Finalement, lorsque l’on revient à la question : le symbolique est-il suffisamment neutre et dégagé des rôles du genre ? On perçoit bien que le fantasme inconscient de la femme comme objet est, dans des situations déterminées, pour ainsi dire, identique aux représentations sociales du féminin. Par exemple, la situation politique actuelle, en France, montre que si la loi contraint, à l’occasion des élections législatives une circulation minimale des femmes, sa transgression est payée, en échange, par l’acquittement d’une amende. Comment éviter dès lors de ramener à la psychanalyse, des « représentations idéologiques de la différence des sexes », lesquelles trouvent à leur tour, un fondement psychique, issu de la psychanalyse elle-même ? Avec le risque que n’importe quel concept analytique, y compris le plus fantasmatique, entraînent des stéréotypes sociaux[6]. La neutralisation des rôles, considérée comme une tendance de notre société actuelle, renforce l’identité masculine qui évolue et se transforme sous des habits différents. La place du féminin paraît, au contraire, ne jamais être une source identitaire, parce qu’elle se présente comme irréductible à tout habit.

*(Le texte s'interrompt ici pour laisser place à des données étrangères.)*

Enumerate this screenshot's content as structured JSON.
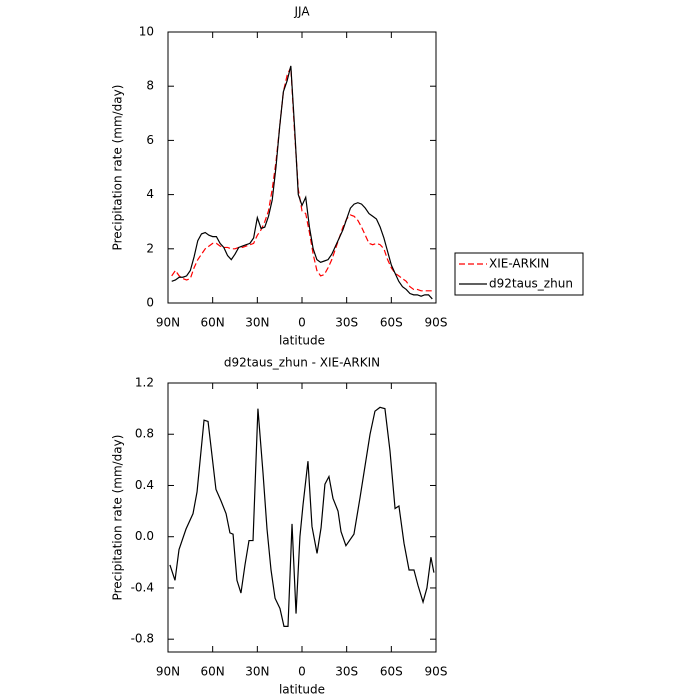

[1] Judith Butler, Trouble dans le genre, pour un féminisme de la subversion, Paris, Éd. La Découverte, 2005, p. 69.
[2] Elisabeth Badinter, Le conflit, la femme et la mère, Paris, Éd. Flammarion, 2010, p. 13.
[3] Voir François de Singly, « Les habits neufs de la domination masculine », in Revue internationale Esprit n°196, Paris, novembre 1993.
[4] Voir Jacques Lacan, « La signification du phallus », in Ecrits, Paris, Seuil, 1966, p.694.
[5] Voir l’argument que développe Judith Butler, Trouble dans le genre, pour un féminisme de la subversion, op. cit. p. 128.
[6] Voir Michel Tort, « Le différend », in Psychanalystes n° 33 Symboliser, Revue du Collège de psychanalystes, Paris, 1989.